朝から自宅にてちょっとしたミステリーに首をかしげつつ、私は朝食の準備をしようと体を起こした。
○
よくよく考えてみれば、朝食も2人分必要なのだ。
これはさて大変だ。まあ単純に考えて分量を2倍にすればいいだけなのだけれど、実際には火の通る時間とか、材料を切る手間とか、いろいろなところで時間を食う。そして、食費も単純に2倍だ。これは先を見据えて考えると、意外と致命的なことかもしれない。

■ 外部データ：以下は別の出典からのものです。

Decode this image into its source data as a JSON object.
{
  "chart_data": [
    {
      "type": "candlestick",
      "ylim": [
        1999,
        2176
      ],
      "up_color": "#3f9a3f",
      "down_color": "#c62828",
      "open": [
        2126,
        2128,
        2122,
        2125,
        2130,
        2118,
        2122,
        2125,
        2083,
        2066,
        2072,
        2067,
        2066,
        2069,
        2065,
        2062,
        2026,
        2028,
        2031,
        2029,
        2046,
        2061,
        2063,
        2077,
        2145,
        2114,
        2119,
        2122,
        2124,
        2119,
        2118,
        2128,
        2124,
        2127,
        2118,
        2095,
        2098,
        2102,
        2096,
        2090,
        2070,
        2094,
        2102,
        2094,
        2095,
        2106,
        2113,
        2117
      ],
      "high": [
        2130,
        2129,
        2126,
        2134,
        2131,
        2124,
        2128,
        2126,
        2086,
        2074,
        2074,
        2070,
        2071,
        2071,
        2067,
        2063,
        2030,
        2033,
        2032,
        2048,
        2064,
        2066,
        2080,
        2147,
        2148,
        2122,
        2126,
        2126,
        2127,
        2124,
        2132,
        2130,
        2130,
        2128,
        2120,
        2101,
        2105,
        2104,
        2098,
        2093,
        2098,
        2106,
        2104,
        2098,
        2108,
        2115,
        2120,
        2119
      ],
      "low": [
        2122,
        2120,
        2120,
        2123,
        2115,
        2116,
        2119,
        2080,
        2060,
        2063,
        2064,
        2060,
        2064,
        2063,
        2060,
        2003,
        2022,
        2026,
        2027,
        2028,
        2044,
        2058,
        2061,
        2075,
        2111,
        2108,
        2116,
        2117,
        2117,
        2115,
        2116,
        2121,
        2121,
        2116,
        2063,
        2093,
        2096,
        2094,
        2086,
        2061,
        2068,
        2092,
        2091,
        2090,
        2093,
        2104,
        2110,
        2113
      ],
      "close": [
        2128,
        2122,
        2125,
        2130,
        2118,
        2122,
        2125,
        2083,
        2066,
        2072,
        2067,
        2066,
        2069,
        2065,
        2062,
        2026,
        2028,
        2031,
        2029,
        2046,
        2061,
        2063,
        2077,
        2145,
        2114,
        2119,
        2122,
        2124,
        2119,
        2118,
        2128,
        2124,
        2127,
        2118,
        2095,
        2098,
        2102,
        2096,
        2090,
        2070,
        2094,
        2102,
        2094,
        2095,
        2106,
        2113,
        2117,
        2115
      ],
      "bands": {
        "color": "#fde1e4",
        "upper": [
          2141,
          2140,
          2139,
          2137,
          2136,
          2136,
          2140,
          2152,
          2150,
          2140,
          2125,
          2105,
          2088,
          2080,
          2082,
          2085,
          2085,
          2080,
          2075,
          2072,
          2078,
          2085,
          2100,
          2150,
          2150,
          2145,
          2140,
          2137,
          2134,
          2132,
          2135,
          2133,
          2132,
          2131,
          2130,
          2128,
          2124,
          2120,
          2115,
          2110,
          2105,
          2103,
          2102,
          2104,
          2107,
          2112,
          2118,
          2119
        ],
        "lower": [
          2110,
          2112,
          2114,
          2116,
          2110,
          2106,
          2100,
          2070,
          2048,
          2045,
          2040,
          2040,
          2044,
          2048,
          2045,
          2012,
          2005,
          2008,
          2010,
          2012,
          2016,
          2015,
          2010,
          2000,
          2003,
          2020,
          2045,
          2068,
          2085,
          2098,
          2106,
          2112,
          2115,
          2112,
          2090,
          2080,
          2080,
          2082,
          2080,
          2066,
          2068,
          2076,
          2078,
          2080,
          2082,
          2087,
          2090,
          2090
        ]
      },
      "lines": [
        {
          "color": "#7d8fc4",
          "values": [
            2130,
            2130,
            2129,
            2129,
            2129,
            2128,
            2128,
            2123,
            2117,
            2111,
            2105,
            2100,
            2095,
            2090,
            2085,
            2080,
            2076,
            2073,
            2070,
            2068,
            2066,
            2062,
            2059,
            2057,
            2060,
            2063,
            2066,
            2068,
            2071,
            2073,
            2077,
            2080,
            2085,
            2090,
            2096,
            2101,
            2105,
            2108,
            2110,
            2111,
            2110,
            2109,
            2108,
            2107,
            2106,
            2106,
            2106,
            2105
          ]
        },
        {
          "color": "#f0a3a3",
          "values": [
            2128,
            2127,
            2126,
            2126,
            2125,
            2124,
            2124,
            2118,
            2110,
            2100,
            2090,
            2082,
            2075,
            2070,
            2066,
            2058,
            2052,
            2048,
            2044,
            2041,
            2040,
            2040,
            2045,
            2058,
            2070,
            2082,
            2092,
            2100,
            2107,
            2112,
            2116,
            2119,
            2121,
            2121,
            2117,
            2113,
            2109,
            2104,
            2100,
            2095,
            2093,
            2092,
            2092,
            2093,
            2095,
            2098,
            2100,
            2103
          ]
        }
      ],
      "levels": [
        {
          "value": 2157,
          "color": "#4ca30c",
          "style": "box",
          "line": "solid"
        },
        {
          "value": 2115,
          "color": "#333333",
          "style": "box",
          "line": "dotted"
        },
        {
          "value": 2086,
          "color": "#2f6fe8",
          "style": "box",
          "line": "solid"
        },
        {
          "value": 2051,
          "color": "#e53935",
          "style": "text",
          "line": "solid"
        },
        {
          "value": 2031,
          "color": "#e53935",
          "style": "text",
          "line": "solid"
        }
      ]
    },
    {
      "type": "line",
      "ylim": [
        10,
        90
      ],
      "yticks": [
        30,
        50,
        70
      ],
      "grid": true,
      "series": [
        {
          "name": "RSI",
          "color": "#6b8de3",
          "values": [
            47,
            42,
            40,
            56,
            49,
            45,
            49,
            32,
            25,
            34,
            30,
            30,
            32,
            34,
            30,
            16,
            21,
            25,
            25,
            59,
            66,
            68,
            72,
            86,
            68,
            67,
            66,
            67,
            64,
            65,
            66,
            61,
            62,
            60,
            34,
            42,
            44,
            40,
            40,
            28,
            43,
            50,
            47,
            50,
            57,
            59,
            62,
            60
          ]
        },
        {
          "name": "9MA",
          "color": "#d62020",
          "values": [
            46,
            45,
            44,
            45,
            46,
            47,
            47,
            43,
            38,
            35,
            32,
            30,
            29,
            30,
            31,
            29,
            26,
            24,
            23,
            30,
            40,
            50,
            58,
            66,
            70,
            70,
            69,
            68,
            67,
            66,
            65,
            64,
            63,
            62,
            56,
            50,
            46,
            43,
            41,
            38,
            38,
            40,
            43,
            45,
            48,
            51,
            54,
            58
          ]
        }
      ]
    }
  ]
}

気付いてしまったが故の憂鬱。そんな気分に肩を落としながらも、エルトは私の心中を察してか否か、
「早くしてくれよーっ。ウチ、腹減ったよーっ」
などとのたまっている。殴ってやろうか。
とはいえ、腹減った、と発言するからには、人並みに食事をとるらしい。その辺は人間と一緒のようだ。
今日の朝食はお米と味噌汁、それからおかずが何点か。手抜きにしてはなかなかの量だ。
テレビをつけながらご飯を食べる。
いつも通りの朝だが、私の目の前に座っているエルトが、なんだか新鮮な空気を醸し出している。誰かと一緒の朝ごはんなんて、結構久しぶりだ。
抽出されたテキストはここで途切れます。